By contrast, one must feel like an alien on Hadid’s hard-as-nails, out of scale, purely-for-show benches. If the Barcelona chair doesn’t ring a bell, no matter. You’ve probably seen dozens of them and even sat in one in an office-building lobby or the home of a friend.
The Barcelona chair will endure as a near-perfect marriage of human form and ineffable, timeless beauty. Mies’s creation is an example of grace and respect for the user, the very opposite of what seems to motivate Hadid. I found it surprising that Hadid’s office used Mies’ Barcelona chair in a promotional video for her Stone Towers project in Cairo, rather than one of her own furniture designs.
So, does Hadid’s architecture fall into the same category as her furniture? First, I must admit I have never yet visited a Hadid building, and I know the risk of making architectural judgments in the absence of first-hand experience. But as a practicing architect for 44 years, I know how to read drawings and ‘read’ other aspects of design from the published images of a finished building or design proposal.
To me, Hadid’s buildings are all about banging drums. There is a maddening absence of restraint, a token regard for function and a troubling license for expressive excess taken to the extreme, which is why, for decades, many of her designs were never built. Her presentation drawings are truly works of art, but I learned early in my career not to design a building for how it looks on paper, unless all you’re interested in is paper art.
Photography in the exhibit proper is not permitted but I was allowed to shoot her three-wheeled Z-Car in the Perelman’s lobby. This sleek prototype design tells it all: lovely to look at but never meant for actual use.
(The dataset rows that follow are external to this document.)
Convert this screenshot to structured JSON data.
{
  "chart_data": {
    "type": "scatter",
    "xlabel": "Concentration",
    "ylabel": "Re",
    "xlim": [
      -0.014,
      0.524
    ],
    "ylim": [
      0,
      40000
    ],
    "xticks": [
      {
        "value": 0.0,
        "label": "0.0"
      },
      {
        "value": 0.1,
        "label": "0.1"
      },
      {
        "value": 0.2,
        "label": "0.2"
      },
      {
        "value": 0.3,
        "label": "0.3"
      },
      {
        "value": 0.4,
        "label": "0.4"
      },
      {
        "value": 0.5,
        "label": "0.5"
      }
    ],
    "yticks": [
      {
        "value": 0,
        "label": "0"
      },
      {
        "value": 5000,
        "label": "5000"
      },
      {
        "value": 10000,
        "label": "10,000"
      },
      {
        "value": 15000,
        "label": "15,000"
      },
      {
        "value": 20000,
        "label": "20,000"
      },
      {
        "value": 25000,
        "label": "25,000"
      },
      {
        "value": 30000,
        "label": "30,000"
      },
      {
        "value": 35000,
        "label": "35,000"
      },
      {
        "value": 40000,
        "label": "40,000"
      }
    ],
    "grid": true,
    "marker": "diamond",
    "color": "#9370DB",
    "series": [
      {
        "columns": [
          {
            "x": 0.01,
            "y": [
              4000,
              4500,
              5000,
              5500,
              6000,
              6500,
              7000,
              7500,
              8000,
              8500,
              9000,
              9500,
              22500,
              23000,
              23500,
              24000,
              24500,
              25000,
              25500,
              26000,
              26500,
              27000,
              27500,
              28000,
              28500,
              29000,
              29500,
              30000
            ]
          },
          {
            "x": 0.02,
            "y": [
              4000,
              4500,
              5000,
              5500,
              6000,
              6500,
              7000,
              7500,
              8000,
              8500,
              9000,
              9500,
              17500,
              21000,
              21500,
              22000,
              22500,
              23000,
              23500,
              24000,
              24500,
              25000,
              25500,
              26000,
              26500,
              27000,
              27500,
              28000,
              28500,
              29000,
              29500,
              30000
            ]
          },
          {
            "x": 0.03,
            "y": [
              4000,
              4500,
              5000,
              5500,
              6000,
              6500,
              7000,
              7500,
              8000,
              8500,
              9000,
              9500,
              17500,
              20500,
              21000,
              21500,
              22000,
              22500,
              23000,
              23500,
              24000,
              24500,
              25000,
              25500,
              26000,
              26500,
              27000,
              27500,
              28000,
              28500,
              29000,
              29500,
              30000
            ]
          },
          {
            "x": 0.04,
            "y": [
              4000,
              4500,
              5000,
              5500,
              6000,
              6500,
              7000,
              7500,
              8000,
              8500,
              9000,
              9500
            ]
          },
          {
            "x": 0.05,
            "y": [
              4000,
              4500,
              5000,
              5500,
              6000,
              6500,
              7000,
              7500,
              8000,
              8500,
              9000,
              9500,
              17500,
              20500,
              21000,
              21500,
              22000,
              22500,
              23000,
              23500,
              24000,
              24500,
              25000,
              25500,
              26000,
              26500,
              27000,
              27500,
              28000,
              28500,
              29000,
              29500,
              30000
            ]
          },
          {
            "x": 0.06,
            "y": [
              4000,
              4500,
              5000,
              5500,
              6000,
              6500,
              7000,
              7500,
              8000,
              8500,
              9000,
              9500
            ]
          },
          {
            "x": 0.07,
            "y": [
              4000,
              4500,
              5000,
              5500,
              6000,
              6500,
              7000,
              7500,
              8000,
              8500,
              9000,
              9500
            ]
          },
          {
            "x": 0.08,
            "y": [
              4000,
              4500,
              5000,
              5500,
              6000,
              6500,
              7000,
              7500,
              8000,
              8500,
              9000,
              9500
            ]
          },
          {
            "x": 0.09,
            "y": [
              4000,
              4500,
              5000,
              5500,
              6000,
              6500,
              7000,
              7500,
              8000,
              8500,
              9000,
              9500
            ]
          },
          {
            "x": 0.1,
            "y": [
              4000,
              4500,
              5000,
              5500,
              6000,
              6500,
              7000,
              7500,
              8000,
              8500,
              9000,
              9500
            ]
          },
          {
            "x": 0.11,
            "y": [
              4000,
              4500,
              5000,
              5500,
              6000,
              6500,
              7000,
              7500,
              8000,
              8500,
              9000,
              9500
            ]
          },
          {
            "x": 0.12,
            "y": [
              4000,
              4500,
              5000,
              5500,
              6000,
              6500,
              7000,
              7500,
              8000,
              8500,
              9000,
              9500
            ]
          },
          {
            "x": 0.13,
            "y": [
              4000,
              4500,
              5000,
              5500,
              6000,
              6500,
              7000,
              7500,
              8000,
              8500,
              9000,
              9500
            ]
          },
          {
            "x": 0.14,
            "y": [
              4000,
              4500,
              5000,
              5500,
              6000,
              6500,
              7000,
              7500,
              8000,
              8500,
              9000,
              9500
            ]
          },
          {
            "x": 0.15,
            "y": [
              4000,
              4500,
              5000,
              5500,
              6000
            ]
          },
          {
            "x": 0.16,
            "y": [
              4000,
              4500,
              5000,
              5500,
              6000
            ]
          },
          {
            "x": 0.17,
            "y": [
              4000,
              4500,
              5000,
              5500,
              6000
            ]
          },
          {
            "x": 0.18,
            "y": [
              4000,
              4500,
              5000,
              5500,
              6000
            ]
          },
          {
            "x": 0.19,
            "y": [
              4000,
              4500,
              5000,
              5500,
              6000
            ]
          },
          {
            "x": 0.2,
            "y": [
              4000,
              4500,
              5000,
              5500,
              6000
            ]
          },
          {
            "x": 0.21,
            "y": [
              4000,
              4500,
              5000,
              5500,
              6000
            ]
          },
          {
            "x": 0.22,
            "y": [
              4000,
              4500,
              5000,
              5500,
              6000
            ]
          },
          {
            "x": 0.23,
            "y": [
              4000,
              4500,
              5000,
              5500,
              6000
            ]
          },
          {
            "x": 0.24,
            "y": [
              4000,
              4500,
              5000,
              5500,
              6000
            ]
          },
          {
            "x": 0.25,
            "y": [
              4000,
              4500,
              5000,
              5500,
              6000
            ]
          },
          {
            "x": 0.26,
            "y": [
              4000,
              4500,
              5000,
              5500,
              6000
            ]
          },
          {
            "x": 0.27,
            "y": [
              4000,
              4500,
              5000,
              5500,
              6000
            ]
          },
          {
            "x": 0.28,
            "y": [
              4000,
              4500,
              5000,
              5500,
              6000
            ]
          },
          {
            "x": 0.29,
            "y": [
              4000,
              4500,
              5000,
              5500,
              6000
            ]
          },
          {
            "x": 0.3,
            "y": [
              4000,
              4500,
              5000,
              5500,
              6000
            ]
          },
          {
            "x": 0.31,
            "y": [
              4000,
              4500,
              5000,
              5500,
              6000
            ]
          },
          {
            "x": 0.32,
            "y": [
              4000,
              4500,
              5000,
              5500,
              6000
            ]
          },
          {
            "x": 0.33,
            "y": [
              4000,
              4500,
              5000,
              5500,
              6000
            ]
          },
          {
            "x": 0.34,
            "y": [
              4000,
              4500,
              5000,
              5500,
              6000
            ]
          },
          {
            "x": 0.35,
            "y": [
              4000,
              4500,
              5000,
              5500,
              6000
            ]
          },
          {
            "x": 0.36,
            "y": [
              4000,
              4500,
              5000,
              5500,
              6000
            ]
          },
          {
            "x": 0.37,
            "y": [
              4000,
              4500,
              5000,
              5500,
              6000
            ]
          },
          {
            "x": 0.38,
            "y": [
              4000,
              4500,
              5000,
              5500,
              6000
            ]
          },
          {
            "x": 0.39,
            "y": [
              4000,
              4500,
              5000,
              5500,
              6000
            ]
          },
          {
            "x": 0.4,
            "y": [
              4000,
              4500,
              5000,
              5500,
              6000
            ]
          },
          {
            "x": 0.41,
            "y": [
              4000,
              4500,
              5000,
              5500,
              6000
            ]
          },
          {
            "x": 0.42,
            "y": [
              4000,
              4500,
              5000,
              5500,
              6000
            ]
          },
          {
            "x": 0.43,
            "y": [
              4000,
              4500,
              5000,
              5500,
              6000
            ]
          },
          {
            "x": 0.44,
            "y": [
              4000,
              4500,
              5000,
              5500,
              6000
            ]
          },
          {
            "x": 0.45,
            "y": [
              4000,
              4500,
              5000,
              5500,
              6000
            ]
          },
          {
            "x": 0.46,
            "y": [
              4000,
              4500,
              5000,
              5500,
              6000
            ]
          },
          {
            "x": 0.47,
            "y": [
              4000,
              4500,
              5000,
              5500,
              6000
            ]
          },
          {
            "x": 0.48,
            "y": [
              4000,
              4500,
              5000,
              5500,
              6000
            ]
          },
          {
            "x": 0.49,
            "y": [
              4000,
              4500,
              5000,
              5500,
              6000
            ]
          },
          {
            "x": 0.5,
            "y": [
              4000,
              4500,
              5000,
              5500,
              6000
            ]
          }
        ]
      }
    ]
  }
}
Compared to Buckminster Fuller’s three-wheel Dymaxion car of the 1930s, at least Hadid got the curves right – they are alluringly sensuous.
The roof of the cab hinges up to reveal a Buck Rodgers interior perfect for listening to the theme music of Kubrick’s 1968 film Space Odyssey until the cushionless spoon-shaped seats send you to your chiropractor.
Also in the show are vases, jewelry and clothing plus the exhibit design itself. A few of her vases were subtle and exquisite, but the rest of the exhibit left me cold. Don’t misunderstand me. I applaud artistic excess when redeeming values underlie it, such as in the awe-inspiring cathedrals of the Middle Ages. In these glass and stone sky reaching structures, excess serves a purpose greater than dazzle.
As for Hadid’s geometric virtuosity, almost no other contemporary architect can touch her. Google her King Abdullah Petroleum Studies and Research Center to see what I mean. But as you will hear when she herself explains her work in several on-line videos, it’s all about the skin and near to nothing about serving the objectives of the program and the needs of end users. This is fine art, not fine architecture.
What does Hadid’s self-indulgence and heavy-handed overkill say more broadly about today’s global culture? Many people around the world are spending truckloads of money to build what she and other like-minded architects are designing. To me it’s Disney culture turning into a very expensive bad dream.
Perhaps my views will change when I actually visit a building by Hadid, which I hope is the case, because I am troubled by having such negative feelings about such a courageous, talented and successful artist. Architecture can certainly be sculptural, but pure sculpture usually runs the risk of not making good architecture.
I urge you to see “Form in Motion” at the Perelman or see the mind-boggling projects on her website and then judge for yourself.